Das 1875 von den Brüdern Franz und Eduard Hernsheim gegründete Unternehmen war ein Pionierunternehmen des deutschen Außenhandels in einem Teil von Ozeanien, der grob gezeichnet zwischen Australien und China liegt. Kurioserweise war eine im Jahr 1873 stattgehabte Schiffshavarie vor der japanischen Insel Typinsan der auslösende Faktor für die ersten Stationsgründungen Eduard Hernsheims. Bereits dies wirft ein bezeichnendes Licht auf den Unternehmer, dessen herausragende Eigenschaft die Suche nach dem jeweils Bestmöglichen unter Verwendung des gerade Vorhandenen war.

Bevor Hernsheim seinen gewinnbringenden Handel mit Kopra begann (getrocknetem Kernfleisch von Kokosnüssen, aus dem in Europa Öl gepreßt wurde), war er weniger erfolgreich in den Import von Seegurken nach Hongkong involviert, einer chinesischen Spezialität und Delikatesse. Mit dem später von ihm betriebenen Kopraexport stieß er gerade in Deutschland in eine Bedarfslücke, denn das gewonnene Öl war als geruchsfreier Brennstoff für Lampen und die Herstellung von Seifen und Kerzen ein begehrter Artikel des aufstrebenden Bürgertums und der jungen Industriewirtschaft.

Auf seinen Handels- und Erkundungsfahrten im westlichen Stillen Ozean errichtete Hernsheim zwischen 1876 und 1882 zahlreiche Stationen im heutigen Bismarckarchipel und auf den Marshallinseln und erweiterte so das anfänglich auf die Karolinen beschränkte Unternehmen auf beträchtliche Weise. Bereits in dieser Phase unterschied er sich maßgeblich von anderen Interessensvertretern deutscher Kolonialpolitik, denn Hernsheims Fernziel war keine koloniale Fremdherrschaft, sondern die Errichtung einer Handelskolonie, in der die Pazifikinsulaner, modern ausgedrückt, Geschäftspartner waren und nicht zu Objekten fremder Wirtschaftsinteressen herabgewürdigt wurden.

In zwei Bänden und auf über 1200 Seiten erzählt Jakob Anderhandt die faszinierende Geschichte eines deutschen Kaufmanns. Hernsheim, der sich besonders von den in der Südsee glücksuchenden Abenteurern durch seine – für die damalige Zeit – fortschrittlichen Ideen unterschied, gelang es mit unternehmerischer Energie und Tatkraft, einen überaus lukrativen Handel zu etablieren.
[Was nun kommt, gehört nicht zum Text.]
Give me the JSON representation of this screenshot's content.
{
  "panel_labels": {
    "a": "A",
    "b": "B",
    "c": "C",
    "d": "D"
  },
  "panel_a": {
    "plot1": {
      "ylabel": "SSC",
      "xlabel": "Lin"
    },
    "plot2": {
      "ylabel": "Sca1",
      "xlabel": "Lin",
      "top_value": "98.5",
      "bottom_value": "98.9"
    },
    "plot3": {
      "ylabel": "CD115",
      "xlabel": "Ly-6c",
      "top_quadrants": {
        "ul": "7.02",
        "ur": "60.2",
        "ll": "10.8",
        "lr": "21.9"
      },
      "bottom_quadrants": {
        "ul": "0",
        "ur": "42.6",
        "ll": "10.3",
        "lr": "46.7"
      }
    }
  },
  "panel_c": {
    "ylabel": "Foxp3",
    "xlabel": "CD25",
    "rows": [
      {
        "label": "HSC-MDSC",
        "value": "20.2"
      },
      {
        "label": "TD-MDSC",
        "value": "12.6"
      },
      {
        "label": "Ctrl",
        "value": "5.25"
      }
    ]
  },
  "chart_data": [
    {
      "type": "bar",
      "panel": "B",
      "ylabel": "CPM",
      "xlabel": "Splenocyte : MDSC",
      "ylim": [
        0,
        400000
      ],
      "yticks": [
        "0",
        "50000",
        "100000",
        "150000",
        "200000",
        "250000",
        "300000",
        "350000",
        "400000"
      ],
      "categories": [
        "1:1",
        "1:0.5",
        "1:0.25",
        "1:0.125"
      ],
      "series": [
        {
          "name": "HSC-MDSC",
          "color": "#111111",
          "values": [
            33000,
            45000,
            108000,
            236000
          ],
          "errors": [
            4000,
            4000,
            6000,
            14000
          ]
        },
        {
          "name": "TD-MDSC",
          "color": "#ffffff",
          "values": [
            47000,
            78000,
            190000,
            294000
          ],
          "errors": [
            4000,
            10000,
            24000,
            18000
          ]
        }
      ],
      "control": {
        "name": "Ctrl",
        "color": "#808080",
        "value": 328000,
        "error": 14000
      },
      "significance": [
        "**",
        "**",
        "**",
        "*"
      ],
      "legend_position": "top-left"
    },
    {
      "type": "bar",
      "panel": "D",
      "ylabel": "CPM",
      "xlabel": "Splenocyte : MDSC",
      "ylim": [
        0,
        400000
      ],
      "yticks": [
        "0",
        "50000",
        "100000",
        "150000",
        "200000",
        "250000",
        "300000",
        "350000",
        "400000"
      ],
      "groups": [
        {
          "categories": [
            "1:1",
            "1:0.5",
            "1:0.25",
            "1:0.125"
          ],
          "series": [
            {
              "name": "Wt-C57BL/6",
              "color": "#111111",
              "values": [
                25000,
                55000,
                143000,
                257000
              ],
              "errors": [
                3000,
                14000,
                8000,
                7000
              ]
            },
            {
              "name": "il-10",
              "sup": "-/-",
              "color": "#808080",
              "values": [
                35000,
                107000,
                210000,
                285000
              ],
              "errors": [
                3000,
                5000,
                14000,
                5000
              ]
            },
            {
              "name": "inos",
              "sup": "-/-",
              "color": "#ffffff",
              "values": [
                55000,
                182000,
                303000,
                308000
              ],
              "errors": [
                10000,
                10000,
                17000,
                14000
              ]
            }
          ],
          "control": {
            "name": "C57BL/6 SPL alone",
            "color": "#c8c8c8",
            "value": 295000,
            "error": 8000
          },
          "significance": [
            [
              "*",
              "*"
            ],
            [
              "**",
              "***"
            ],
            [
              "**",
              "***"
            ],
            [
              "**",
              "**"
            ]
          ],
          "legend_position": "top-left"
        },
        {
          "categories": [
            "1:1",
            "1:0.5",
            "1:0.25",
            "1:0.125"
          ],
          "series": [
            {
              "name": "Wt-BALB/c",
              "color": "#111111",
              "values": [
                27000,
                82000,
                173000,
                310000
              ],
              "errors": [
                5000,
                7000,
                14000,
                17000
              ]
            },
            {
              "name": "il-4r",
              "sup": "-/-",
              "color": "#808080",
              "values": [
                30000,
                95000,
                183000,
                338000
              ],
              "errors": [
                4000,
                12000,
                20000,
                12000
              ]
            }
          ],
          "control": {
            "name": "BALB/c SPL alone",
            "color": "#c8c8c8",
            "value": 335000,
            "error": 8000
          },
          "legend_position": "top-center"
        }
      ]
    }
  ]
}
Der Autor zeigt dem Leser einen Menschen, der sich überdies nicht scheute, gegen das nach den ersten Flaggenhissungen in der Südsee praktizierte Verfahren des Menschenhandels mit Insulanern zwecks Zwangsarbeit auf Plantagen zu protestieren. Hernsheim war ein beredter Gegner einer solchen Spätform der Sklaverei und seine Firmenpolitik den damals herrschenden Umständen weit voraus.

Jakob Anderhandt hat einen nahezu in Vergessenheit geratenen Teil deutscher Kolonialbestrebungen spannend ins historische Bewusstsein zurückgerufen. In seinen zwei Bänden über die Handelsunternehmungen Eduard Hernsheims erzählt der Autor, manchmal mit wahrhaft epischer Diktion, die Lebensgeschichte eines deutschen Kaufmanns, dessen Ideen und gestalterisches Vermögen, dessen Verantwortungsbewusstsein und politisches Engagement heutigen "Managern" ein Vorbild sein können.

Was für ein herausragendes Werk plastisch geschilderter Geschichte, das man wegen seines maßstabsetzenden Charakters als Standardwerk bezeichnen muss. Nicht nur für Freunde der Südsee eine profunde historische Quelle. Abgerundet wird dieses vorzügliche Projekt durch einen umfangreichen und bestens organisierten Anhang.